I’d seen Spartak several times. They are well known to CJ and they’ve taken on various combinations over time. They now appear as a quartet, but more surprisingly, with vocals. Evan sang, and so did Shoeb for a few tunes. I liked this. It seemed to give the music a place and purpose. They sang of “the Thrivers” and the like, so there’s a message, too. The lyrics are sung with the oddest of melodies comprising unexpected intervals moving all over the place, and the harmony matches that. You can hardly speak of scales here, and although you could interpret as harmony, I doubt it’s written that way. The rhythm takes the standard 4 bars of 4/4 with the chunky, truncated grooves of this style. It all works. I like this pop-like take. The guitars and bass, when they are played, tend to the down-beat-on-crotchet-on-one-note/chord style, so that’s no challenge, but they got in some delightful solos, Evan a fabulous one on acoustic drums and another shorter, but nervous and tonally varied one on drum machine, and I admired Matt’s rabidly syncopated bass-machine line on an early tune. I was interested and impressed but also well entertained. Very well done. Spartak were Shoeb Ahmad (guitar, electronics), Evan Dorrian (drums, electronics), Matt Lustri (guitar, bass, electronics) and Rory Stenning (electronics, drums).

Then Hinterlandt, the one-man band project of Sydney - based Jochen Gutsch.
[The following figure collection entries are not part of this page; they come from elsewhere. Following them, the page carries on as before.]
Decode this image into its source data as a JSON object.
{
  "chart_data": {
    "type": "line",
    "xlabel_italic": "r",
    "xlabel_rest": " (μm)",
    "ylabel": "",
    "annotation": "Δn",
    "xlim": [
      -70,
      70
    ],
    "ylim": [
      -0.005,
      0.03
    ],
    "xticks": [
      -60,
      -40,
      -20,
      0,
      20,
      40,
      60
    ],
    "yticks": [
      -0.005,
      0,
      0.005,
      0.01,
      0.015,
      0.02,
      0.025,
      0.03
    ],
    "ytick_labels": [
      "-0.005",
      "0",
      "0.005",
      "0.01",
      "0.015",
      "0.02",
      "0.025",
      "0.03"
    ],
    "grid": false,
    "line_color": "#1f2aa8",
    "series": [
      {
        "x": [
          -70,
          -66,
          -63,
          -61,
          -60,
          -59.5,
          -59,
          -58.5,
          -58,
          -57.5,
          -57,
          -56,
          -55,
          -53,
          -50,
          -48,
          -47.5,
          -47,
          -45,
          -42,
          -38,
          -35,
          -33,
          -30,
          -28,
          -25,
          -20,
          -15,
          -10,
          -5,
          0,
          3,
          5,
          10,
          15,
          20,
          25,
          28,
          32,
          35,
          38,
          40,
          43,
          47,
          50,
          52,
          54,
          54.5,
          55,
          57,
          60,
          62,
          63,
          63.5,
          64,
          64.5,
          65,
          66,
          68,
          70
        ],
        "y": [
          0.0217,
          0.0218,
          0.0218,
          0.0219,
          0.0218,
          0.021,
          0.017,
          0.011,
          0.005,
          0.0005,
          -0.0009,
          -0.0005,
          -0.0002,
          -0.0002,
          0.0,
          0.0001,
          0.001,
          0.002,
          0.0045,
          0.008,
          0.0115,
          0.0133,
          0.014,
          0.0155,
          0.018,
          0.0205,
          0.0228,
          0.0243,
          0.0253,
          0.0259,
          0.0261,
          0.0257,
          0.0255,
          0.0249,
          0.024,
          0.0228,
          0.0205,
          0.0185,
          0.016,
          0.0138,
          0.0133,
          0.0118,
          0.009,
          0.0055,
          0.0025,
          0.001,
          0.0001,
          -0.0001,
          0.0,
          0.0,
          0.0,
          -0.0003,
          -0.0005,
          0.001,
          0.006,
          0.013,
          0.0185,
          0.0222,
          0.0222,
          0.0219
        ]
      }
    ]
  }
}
I don’t say one-man band lightly here. Jochen played one long tune. He introduced it with trumpet, adding effects and processing, rambling through glockenspiel and guitar and finally back to trumpet to end. There was considerable preparation here: this was clearly not all improvised. The instruments matched against supporting samples and loops at various times. I was impressed by just how much work must have gone into this. The musicianship was nothing virtuosic (not that that’s not an issue here) but the introductory jazz melody on trumpet was quite fascinating and restless with some missing beats and slipping melody. The styles touched on contemporary jazz, rock, metal. The metal was heavy with body-shuddering sub-bass and one hand guitar strums. Then a return to trumpet and an unexpected end. This was interesting and obviously subject to considerable work of composition. I had a few concerns. I did find the sub-bass was oppressive, but sub-bass is common in this music, and I felt the composition was too all-encompassing and thus somewhat unfocussed. Like a pizza with the lot. But what do I know of these styles? Hinterlandt is Jochen Gutsch (trumpet, guitar, glockenspiel, percussion, effects, processing).